Both Mary Wollstonecraft and Jane Austen are concerned with the way women lead their lives. Do you think there is any difference between what Austen and Wollstonecraft propose about how women should spend their time?
Both Mary Wollstonecraft and Jane Austen are concerned with the way women lead their lives.
Mary Wollstonecraft believes that women have an equal right to education as men do. In her A Vindication of the Rights of Woman, Mary expresses her strong beliefs that women play an important role in the passing down of knowledge from one generation to another, and that through education, not only can this knowledge be passed down, but can also be used in order for women to grow wiser. She states that “if she [women] not be prepared by education to become the companion of man, she will stop the progress of knowledge and virtue”. Wollstonecraft believed that for children to be taught to understand “the true principle of patriotism, their mother must be a patriot; and the love of mankind, from which an orderly train of virtues can spring, can only be produced by considering the moral and civil interest of mankind”. This goes to show that if only men have the education, this knowledge cannot also be passed down by women resulting in children only gaining half of the knowledge and perspectives, and therefore, not all women will have the full extent to understand and grow.

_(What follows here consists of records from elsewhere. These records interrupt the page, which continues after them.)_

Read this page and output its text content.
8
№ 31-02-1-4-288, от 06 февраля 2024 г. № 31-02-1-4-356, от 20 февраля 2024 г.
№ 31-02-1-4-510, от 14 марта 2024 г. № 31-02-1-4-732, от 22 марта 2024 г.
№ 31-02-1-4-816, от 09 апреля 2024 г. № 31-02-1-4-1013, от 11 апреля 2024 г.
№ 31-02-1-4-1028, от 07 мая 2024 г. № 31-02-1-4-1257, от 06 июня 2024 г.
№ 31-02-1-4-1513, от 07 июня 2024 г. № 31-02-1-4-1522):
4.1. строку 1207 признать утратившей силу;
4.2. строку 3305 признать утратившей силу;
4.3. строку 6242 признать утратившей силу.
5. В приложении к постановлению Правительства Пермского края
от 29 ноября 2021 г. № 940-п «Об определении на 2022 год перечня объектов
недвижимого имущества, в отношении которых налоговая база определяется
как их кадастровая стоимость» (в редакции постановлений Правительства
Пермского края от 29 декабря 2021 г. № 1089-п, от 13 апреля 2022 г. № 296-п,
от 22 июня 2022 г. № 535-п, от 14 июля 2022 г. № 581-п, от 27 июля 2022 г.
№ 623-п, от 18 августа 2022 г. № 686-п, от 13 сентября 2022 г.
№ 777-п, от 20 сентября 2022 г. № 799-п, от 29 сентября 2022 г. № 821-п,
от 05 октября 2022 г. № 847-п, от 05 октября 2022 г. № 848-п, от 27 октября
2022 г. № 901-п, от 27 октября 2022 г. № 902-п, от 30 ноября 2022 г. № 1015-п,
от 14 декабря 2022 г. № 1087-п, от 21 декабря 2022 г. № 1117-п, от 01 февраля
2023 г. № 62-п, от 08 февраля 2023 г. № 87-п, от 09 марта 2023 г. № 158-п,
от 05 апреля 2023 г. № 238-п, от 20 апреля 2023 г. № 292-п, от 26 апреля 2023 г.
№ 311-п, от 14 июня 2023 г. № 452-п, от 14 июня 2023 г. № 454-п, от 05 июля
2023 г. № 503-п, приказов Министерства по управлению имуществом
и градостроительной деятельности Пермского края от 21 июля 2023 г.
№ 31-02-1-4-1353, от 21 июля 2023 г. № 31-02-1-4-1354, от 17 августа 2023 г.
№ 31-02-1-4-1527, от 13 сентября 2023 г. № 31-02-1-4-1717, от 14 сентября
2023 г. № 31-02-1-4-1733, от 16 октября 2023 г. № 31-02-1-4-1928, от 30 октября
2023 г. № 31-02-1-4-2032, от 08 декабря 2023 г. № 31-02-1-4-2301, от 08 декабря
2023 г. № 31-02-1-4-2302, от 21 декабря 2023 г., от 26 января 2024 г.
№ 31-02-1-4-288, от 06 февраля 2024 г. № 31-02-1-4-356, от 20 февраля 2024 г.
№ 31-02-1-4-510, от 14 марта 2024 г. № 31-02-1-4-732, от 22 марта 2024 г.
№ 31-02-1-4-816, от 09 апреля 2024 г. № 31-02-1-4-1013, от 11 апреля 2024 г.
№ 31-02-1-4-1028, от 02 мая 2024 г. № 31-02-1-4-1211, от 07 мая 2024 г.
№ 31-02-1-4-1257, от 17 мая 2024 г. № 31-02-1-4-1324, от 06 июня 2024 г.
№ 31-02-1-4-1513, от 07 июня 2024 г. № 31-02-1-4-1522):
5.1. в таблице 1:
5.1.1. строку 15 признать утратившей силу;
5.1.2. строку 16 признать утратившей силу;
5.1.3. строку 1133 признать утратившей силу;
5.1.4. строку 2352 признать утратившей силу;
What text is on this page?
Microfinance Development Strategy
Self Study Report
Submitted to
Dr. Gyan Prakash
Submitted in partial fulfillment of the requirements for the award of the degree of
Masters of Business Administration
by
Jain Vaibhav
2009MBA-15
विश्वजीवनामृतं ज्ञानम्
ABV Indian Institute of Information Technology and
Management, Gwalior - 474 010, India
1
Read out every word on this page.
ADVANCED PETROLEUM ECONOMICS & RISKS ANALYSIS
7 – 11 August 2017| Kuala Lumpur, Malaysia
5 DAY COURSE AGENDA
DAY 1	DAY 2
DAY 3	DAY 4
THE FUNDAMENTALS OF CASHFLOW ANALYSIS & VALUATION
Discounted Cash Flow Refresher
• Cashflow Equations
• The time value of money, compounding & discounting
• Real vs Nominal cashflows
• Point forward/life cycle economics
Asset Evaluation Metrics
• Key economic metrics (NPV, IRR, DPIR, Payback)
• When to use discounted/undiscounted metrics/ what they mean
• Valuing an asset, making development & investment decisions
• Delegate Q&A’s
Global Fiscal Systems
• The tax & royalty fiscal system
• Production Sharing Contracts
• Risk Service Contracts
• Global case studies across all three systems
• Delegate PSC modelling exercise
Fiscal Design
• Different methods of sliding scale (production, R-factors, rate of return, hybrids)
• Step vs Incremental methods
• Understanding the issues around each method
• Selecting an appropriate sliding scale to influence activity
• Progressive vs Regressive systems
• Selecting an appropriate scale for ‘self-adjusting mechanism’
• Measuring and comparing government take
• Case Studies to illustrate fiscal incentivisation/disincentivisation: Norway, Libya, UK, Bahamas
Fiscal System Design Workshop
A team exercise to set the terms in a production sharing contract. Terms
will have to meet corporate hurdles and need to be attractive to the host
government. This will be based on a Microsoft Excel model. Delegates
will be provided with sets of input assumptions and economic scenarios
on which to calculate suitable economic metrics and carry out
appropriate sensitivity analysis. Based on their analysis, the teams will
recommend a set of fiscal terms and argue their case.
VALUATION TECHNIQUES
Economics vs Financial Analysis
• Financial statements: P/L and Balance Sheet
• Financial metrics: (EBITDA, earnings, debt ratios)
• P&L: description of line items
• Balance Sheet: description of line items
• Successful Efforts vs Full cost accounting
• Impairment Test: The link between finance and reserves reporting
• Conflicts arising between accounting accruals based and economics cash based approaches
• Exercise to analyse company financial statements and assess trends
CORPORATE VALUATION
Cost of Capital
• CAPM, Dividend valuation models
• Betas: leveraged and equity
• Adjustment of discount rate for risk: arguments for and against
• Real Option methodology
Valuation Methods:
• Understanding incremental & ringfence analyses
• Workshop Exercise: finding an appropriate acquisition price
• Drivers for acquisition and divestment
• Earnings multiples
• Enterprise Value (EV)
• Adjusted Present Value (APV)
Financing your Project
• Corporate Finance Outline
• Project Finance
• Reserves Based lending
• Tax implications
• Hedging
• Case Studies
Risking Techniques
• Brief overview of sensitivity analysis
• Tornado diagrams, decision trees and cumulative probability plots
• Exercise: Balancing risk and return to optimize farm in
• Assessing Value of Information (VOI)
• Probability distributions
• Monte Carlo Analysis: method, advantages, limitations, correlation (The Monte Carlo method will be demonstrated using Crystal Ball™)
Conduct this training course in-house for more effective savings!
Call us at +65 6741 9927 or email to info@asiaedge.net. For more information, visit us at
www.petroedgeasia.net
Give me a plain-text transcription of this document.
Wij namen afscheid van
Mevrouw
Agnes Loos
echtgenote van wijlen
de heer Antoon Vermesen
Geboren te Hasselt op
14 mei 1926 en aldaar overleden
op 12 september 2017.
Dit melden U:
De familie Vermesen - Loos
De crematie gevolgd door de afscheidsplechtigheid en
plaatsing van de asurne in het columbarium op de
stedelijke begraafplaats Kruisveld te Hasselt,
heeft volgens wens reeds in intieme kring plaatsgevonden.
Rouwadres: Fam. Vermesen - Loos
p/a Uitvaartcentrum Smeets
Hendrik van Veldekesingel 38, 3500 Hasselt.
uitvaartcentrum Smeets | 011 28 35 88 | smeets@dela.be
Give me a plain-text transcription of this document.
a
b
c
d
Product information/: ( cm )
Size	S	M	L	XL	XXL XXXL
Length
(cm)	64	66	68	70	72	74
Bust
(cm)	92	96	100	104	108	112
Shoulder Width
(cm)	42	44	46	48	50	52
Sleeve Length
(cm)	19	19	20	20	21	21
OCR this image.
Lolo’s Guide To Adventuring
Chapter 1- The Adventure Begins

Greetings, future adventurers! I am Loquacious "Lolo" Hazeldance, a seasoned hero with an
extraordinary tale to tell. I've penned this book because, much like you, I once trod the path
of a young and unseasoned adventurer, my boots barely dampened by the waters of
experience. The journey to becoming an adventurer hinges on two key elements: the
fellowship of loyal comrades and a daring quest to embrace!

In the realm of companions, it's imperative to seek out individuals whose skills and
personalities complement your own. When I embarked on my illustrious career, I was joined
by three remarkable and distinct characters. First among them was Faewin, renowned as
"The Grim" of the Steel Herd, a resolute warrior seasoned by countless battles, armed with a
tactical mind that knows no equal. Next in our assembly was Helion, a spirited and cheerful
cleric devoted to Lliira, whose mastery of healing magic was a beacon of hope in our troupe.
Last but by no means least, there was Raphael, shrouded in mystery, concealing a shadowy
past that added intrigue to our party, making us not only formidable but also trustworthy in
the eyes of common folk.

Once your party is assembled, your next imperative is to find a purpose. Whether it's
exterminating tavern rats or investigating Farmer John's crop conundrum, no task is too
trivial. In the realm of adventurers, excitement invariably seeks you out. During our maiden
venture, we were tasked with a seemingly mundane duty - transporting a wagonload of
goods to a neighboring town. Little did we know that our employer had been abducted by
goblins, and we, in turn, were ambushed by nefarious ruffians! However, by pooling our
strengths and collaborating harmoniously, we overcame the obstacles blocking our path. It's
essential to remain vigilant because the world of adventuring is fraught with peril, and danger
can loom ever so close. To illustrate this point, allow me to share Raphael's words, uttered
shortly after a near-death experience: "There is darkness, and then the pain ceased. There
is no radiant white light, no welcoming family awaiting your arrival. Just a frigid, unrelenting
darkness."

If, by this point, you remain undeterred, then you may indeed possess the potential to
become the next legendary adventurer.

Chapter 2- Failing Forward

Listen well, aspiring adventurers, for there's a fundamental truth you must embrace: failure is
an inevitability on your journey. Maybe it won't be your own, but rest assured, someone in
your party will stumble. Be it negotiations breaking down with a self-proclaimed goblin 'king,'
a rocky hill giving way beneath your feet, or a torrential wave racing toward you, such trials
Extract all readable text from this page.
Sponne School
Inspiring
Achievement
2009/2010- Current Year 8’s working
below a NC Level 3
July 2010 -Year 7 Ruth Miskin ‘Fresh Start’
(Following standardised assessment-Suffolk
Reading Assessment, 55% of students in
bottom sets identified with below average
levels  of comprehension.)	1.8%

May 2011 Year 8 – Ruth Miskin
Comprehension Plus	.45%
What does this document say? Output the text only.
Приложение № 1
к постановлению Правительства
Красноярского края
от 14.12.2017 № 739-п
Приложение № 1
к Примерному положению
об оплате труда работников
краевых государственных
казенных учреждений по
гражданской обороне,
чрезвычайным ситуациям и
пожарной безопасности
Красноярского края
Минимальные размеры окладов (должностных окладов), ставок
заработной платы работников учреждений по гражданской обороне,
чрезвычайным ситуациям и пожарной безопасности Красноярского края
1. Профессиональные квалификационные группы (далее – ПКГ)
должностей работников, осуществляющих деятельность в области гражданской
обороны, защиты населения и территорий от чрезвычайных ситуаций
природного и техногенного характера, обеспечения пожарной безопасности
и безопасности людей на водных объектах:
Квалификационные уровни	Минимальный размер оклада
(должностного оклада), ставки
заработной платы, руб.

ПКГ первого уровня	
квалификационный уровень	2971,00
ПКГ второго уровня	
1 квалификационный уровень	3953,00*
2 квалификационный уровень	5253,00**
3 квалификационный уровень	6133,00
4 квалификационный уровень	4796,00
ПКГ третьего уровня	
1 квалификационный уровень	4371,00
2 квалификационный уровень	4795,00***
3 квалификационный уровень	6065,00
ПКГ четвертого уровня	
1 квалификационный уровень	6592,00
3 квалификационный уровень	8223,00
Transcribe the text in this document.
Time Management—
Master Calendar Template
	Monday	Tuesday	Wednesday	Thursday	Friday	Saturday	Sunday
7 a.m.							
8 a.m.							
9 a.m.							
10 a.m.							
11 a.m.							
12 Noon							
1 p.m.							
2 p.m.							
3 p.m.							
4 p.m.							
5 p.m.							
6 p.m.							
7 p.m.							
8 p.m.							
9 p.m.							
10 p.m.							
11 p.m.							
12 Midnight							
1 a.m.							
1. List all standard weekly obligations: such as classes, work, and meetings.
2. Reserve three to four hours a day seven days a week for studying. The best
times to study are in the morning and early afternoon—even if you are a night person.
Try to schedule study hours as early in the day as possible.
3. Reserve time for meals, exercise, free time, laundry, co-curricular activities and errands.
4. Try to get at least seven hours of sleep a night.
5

While Mary Wollstonecraft believes that women should spend their time gaining an education, Jane Austen’s novel Emma portrays the idea that women should marry while also building upon their own place in society. Jane Austen’s character, Emma, spends her time “match-making” and focusing on her perceived ability to control fate. While it is later proved to Emma that she in fact does not have this ability, marriage is still a major affair in the novel with the women also showing their independence and desire to move up in society and create a name for themselves through marriage and/or wealth.
Greenblatt, Stephen, and M. H Abrams. The Norton Anthology Of English Literature. 9th ed. New York: W.W. Norton, 2012. Print.
Austen, Jane, and George Justice. Emma. 4th ed., New York, W.W. Norton & Co., 2012,.